Shoulder Tendonitis – Will my shoulder ever be the same?
About 5 months ago, I worked out during the day and did deadlifts and pullups. Unfortunately, I did not stretch and warmup all that much. However, I did not experience any pain during the workout, it went well. Thing is, that night is when I felt discomfort in my shoulder. I laid off it for a few weeks, then continued my workouts. Once I resumed my workout, the discomfort came back, so I stopped again. Rested for a month, then started working out again. Same thing happened. The discomfort came back.

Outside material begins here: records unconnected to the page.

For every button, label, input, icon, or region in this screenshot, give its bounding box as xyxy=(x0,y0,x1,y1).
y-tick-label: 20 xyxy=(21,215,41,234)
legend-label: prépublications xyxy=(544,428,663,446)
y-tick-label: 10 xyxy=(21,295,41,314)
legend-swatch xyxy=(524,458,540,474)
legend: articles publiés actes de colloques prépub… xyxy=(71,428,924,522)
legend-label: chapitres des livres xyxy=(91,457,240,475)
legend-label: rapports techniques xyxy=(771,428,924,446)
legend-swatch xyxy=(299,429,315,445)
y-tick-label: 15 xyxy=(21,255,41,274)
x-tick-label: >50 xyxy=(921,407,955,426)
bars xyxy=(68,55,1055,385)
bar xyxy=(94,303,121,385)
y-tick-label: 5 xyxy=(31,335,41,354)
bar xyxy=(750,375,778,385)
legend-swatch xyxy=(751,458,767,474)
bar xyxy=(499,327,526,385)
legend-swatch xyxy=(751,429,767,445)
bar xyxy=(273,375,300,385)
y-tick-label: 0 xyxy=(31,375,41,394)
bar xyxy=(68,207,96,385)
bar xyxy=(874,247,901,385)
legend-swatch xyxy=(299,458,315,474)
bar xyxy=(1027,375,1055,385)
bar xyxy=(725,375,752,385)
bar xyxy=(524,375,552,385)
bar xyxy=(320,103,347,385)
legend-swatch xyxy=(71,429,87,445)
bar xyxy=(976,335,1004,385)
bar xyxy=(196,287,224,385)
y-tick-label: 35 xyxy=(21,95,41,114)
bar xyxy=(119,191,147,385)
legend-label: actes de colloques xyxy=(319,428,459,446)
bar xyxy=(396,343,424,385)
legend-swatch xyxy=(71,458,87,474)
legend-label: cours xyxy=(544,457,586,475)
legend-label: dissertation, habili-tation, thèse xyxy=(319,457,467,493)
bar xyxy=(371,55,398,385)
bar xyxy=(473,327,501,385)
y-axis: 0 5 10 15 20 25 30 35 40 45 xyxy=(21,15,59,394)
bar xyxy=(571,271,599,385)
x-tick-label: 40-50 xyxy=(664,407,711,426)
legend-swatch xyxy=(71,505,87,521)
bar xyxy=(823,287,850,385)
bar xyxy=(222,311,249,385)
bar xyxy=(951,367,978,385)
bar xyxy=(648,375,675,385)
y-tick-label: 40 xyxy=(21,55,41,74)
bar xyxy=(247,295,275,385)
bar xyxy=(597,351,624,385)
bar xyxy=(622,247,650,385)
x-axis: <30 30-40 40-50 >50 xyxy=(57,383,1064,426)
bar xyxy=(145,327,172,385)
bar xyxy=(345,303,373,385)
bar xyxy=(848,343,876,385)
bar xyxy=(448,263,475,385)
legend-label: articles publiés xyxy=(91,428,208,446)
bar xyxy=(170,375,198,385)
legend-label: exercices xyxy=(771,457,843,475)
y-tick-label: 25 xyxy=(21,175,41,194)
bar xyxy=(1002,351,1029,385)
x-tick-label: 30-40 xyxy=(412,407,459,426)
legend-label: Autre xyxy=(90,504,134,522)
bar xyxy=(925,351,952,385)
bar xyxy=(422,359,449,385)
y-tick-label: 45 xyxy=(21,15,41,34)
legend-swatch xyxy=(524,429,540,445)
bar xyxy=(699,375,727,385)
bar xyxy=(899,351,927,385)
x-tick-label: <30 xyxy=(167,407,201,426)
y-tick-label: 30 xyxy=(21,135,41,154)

Now, it’s been a month since I lifted weights (again). I have no pain in my shoulder within virtually all ranges of movement. However, when I lay on the right side of my body (left shoulder is the issue) and grab a weight with my left hand and pull up with it, I experience discomfort. In this case, it’s me laying in bed on my right hip grabbing a 4-5 pound tempurpedic body pillow. I’ve been icing it, taking fish oil, and doing some light rotator cuff exercises.
I have no health insurance, and am really right for cash. I can not afford to see a doctor. I lost my job early this year.
My body has weathered away. I’m going into a major state of depression. I’m 26 years old, and have always trained hard. I continue with aerobics and leg exercises, but I still look frail. I need to train my upper body.
What should I do? Will my shoulder ever be the same? I went to a physical therapist for one session and he said you should be good to go in 3-4 weeks. This was a month ago. I’ve taken care of the shoulder since then and it’s gotten better. But again, there seems to be one angle of movement when coupled with weight that creates discomfort. I’m worried that lifting weights (light of course to start) will exasberate the shoulder and send me back to square one. This is terrible…

Yeah, if it was really a rotator cuff strain…anticipate 6-12 months for full recovery. Your exercise should produce your familiar symptom with some discomfort when you do it, but should subside shortly after (within 5-10 minutes). You might need to actually increase the frequency of the exercise (usually raising the arm from the side as you describe), starting with 10-15 repetitions 3x a day and progressing to 6-7 times a day.
…just start with following the guideline of it’s OK to produce a little bit of your familiar symptom during exercise (in fact, this is one of the times is actually required) but it should subside shortly after and there should never be pain at rest. Should this not work, you really need to get into PT again for a revision of the home program with a follow up every 2 weeks.
Unless you have major structural damage (but it doesn’t sound like it), rest will only make this problem perpetuate. Then tendon needs to be remodeled and that can only occur with loading it under controlled circumstances (assuming your diagnosis is correct).
…expect 8-12 weeks for improvement but 6months to a year for full recovery. Tendons are really slow healers.